FIG. 9 is a cross-sectional view showing a schematic structure of a conventional transflective liquid crystal display device.

[Explanation of symbols]

 DESCRIPTION OF SYMBOLS 1 Edge light type cold cathode tube 2 Holder 3 White reflector 4 Light guide plate 5 Diffusion plate 6 Liquid crystal display panel 7 Active matrix substrate 8 Opposite substrate 9a, 9b alignment film 10 Guest host liquid crystal 101 Glass substrate 102 Gate wiring 102a Gate electrode 103 First gate insulating film 104 Second gate insulating film 105 a-Si (i) semiconductor layer 106 Etching stopper layer 107 a, 107 b Contact layer 108 a, 108 b ITO layer 108 Pixel electrode 109, 110 Metal layer 111 Protective film 201 Black matrix Opening 202 Black matrix layer 203 Glass substrate 204 Color filter layer 205 Overcoat layer 206 Transparent electrode film

Claims (3)

[Claims] 1. A backlight unit is provided on the back side of a liquid crystal display panel in which liquid crystal is sandwiched between a pair of substrates. The backlight unit includes a diffusion plate, a light guide plate, and a reflection plate on the liquid crystal display panel side. And a light source. The light from the light source of the backlight unit is guided by the light guide plate and diffused by the diffusion plate to be incident on the liquid crystal display panel from the back side.

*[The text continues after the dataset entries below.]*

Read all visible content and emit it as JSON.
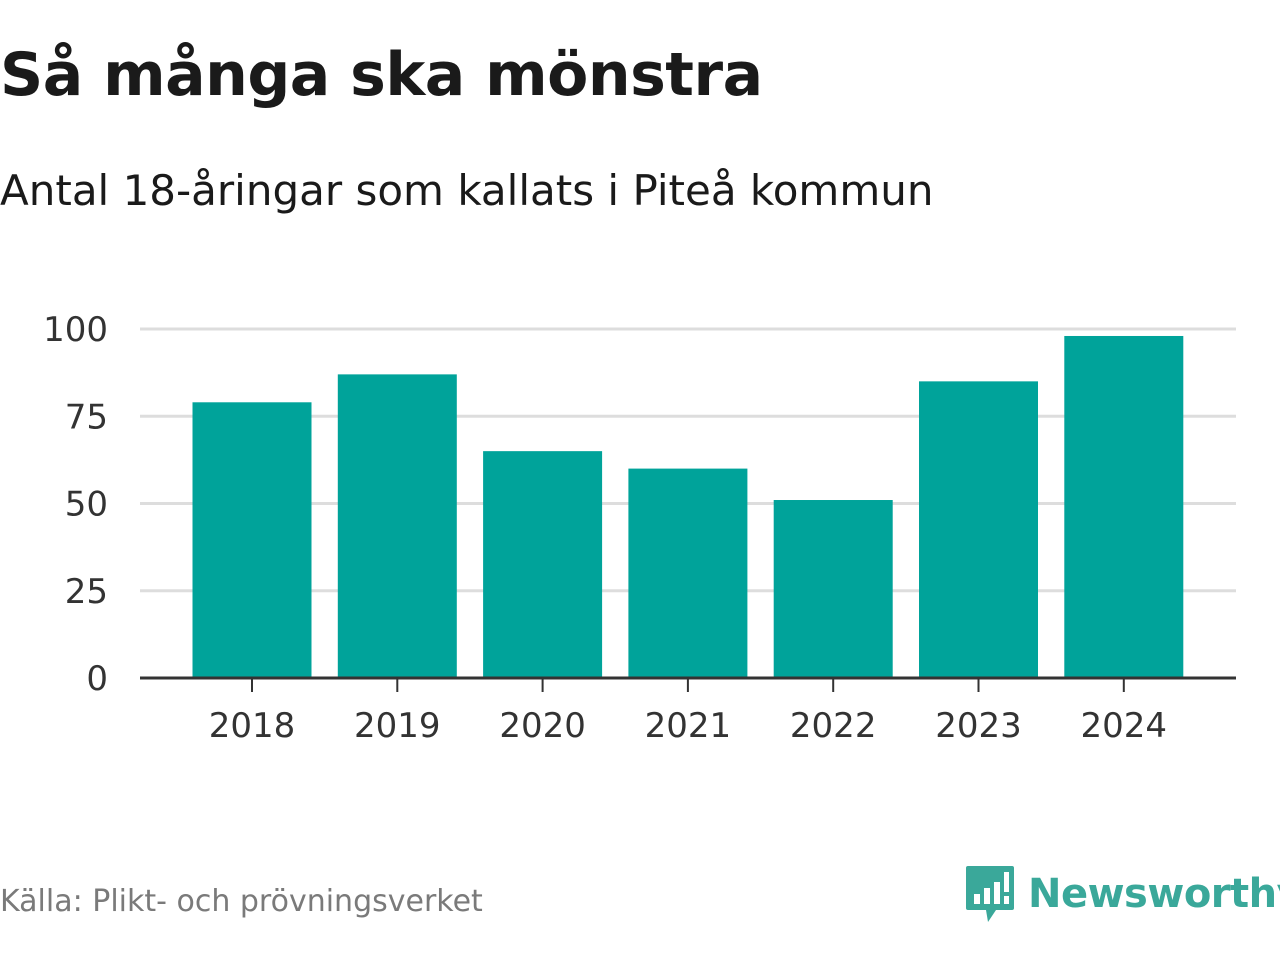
{
  "title": "Så många ska mönstra",
  "subtitle": "Antal 18-åringar som kallats i Piteå kommun",
  "source": "Källa: Plikt- och prövningsverket",
  "brand": {
    "name": "Newsworthy",
    "icon": "newsworthy-logo-icon",
    "color": "#3aa89a"
  },
  "colors": {
    "bar": "#00a39a",
    "grid": "#dddddd",
    "axis": "#333333"
  },
  "chart_data": {
    "type": "bar",
    "categories": [
      "2018",
      "2019",
      "2020",
      "2021",
      "2022",
      "2023",
      "2024"
    ],
    "values": [
      79,
      87,
      65,
      60,
      51,
      85,
      98
    ],
    "yticks": [
      0,
      25,
      50,
      75,
      100
    ],
    "ylim": [
      0,
      100
    ],
    "grid": true
  }
}
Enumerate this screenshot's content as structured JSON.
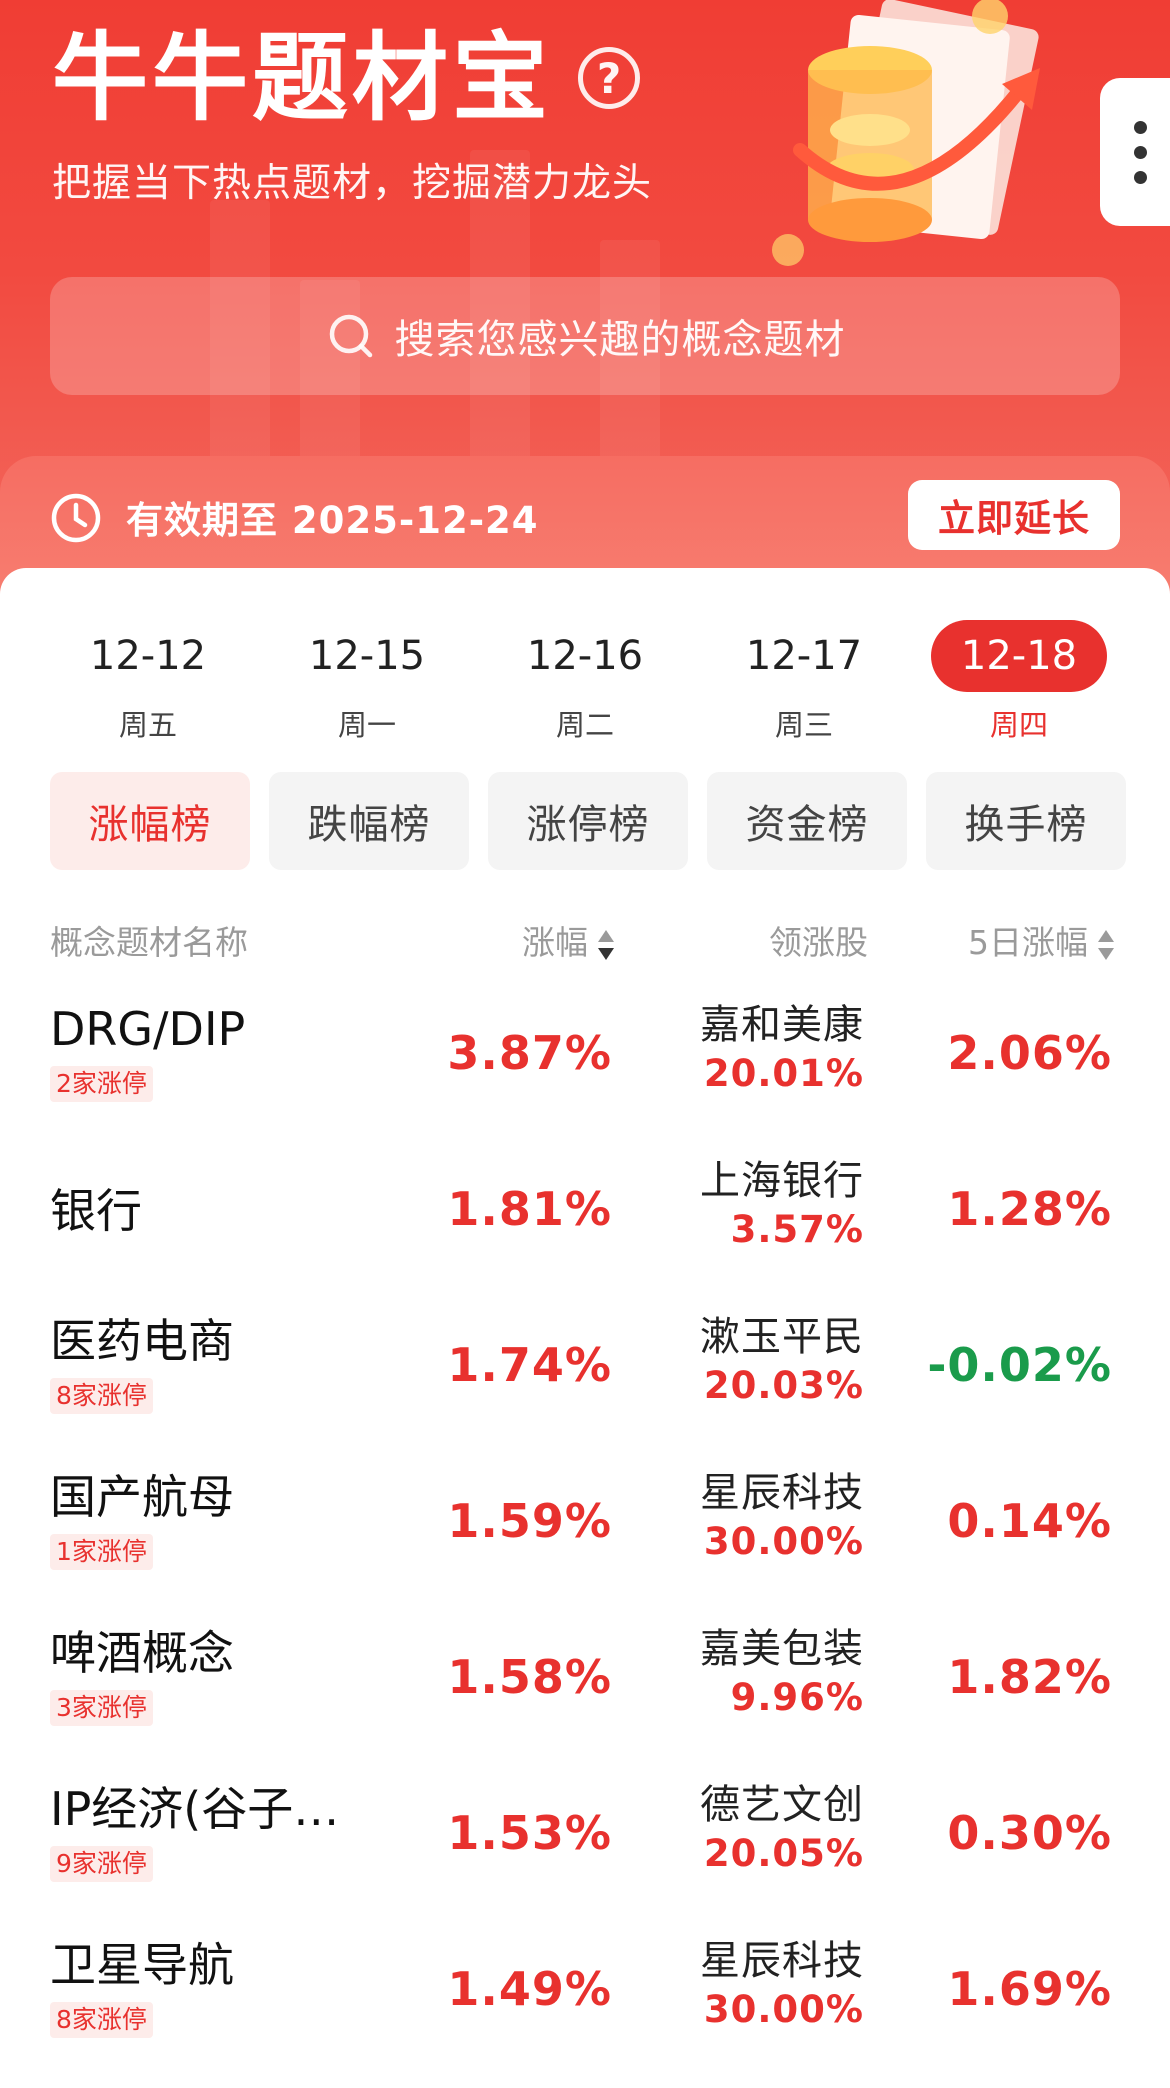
{
  "header": {
    "title": "牛牛题材宝",
    "help_icon": "question-circle-icon",
    "subtitle": "把握当下热点题材，挖掘潜力龙头",
    "search_placeholder": "搜索您感兴趣的概念题材",
    "validity_text": "有效期至 2025-12-24",
    "extend_label": "立即延长",
    "colors": {
      "brand_red": "#e8312e",
      "hero_red": "#f03d34",
      "down_green": "#1a9b4b"
    }
  },
  "date_tabs": [
    {
      "date": "12-12",
      "weekday": "周五",
      "active": false
    },
    {
      "date": "12-15",
      "weekday": "周一",
      "active": false
    },
    {
      "date": "12-16",
      "weekday": "周二",
      "active": false
    },
    {
      "date": "12-17",
      "weekday": "周三",
      "active": false
    },
    {
      "date": "12-18",
      "weekday": "周四",
      "active": true
    }
  ],
  "rank_tabs": [
    {
      "label": "涨幅榜",
      "active": true
    },
    {
      "label": "跌幅榜",
      "active": false
    },
    {
      "label": "涨停榜",
      "active": false
    },
    {
      "label": "资金榜",
      "active": false
    },
    {
      "label": "换手榜",
      "active": false
    }
  ],
  "table": {
    "headers": {
      "name": "概念题材名称",
      "change": "涨幅",
      "leader": "领涨股",
      "five_day": "5日涨幅"
    },
    "rows": [
      {
        "name": "DRG/DIP",
        "badge": "2家涨停",
        "change": "3.87%",
        "leader": "嘉和美康",
        "leader_change": "20.01%",
        "five_day": "2.06%"
      },
      {
        "name": "银行",
        "badge": "",
        "change": "1.81%",
        "leader": "上海银行",
        "leader_change": "3.57%",
        "five_day": "1.28%"
      },
      {
        "name": "医药电商",
        "badge": "8家涨停",
        "change": "1.74%",
        "leader": "漱玉平民",
        "leader_change": "20.03%",
        "five_day": "-0.02%"
      },
      {
        "name": "国产航母",
        "badge": "1家涨停",
        "change": "1.59%",
        "leader": "星辰科技",
        "leader_change": "30.00%",
        "five_day": "0.14%"
      },
      {
        "name": "啤酒概念",
        "badge": "3家涨停",
        "change": "1.58%",
        "leader": "嘉美包装",
        "leader_change": "9.96%",
        "five_day": "1.82%"
      },
      {
        "name": "IP经济(谷子…",
        "badge": "9家涨停",
        "change": "1.53%",
        "leader": "德艺文创",
        "leader_change": "20.05%",
        "five_day": "0.30%"
      },
      {
        "name": "卫星导航",
        "badge": "8家涨停",
        "change": "1.49%",
        "leader": "星辰科技",
        "leader_change": "30.00%",
        "five_day": "1.69%"
      }
    ]
  }
}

Is used as a transmission type, and light incident from the front side of the liquid crystal display panel is reflected by a reflector of the backlight unit and returned to the liquid crystal display panel side to be used as a reflection type. Liquid crystal display device. 2. The liquid crystal according to claim 1, wherein the liquid crystal is a guest-host liquid crystal in which a dichroic dye is mixed in a homogeneously aligned nematic liquid crystal, a guest-host liquid crystal in which a dichroic dye is mixed in a cholesteric liquid crystal, or a twisted nematic liquid crystal.
2. A guest-host liquid crystal mixed with a coloring dye.
3. The liquid crystal display device according to 1. 3. One of the pair of substrates includes:
A plurality of scanning wirings and a plurality of signal wirings provided so as to intersect with each other; a switching nonlinear element provided near an intersection of each scanning wiring and each signal wiring; and a pixel electrode connected to the nonlinear element. 3. The method according to claim 1, wherein
3. The liquid crystal display device according to 1.